L’Idéal, une charge frustrante contre les dérives du capitalisme
Avec L’Idéal, Frédéric Beigbeder porte à l’écran son roman Au Secours pardon et donne un grand coup de pied dans la fourmilière capitaliste. Mais si le film vise juste en dénonçant la totale et constante hypocrisie d’un système basé sur du rien vendu très cher, il n’évite pas le piège de la farce grotesque. A trop vouloir en faire, l’écoeurement guette et les bonnes dispositions entrevues dans le précédent L’amour dure 3 ans s’effacent devant une facilité illusoire.
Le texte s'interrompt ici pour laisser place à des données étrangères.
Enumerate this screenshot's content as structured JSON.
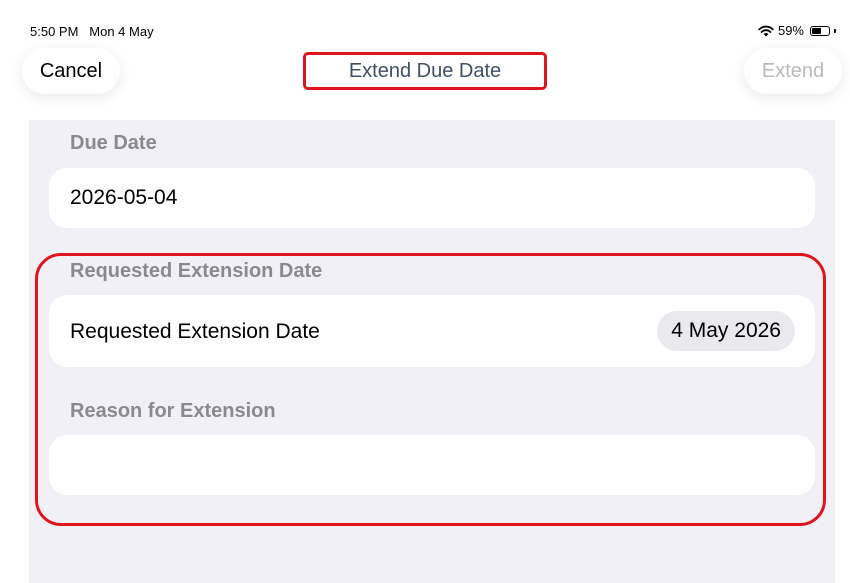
{
  "status_bar": {
    "time": "5:50 PM",
    "date": "Mon 4 May",
    "battery_text": "59%",
    "battery_level": 0.59
  },
  "nav": {
    "cancel_label": "Cancel",
    "title": "Extend Due Date",
    "extend_label": "Extend"
  },
  "due_date_section": {
    "header": "Due Date",
    "value": "2026-05-04"
  },
  "extension_section": {
    "header": "Requested Extension Date",
    "row_label": "Requested Extension Date",
    "date_value": "4 May 2026"
  },
  "reason_section": {
    "header": "Reason for Extension",
    "value": ""
  },
  "colors": {
    "highlight": "#e0141c",
    "title": "#3f5068",
    "disabled": "#b9b9be",
    "background": "#f1f0f6"
  }
}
Octave Parango est de retour. Après avoir dénoncé les travers de la pub dans 99FF, il revient pour stigmatiser le fascisme de luxe des marques arborant des gamines de 15 ans pour vendre leur rêve de jeunesse éternelle. Tout en profitant allègrement d’un système qui l’entretient. Octave est embauché pour mettre à profit ses talents de scout dans le but de dénicher la perle rare qui sauvera le géant mondial de la cosmétique de la déroute, L’Or… euh, L’Idéal.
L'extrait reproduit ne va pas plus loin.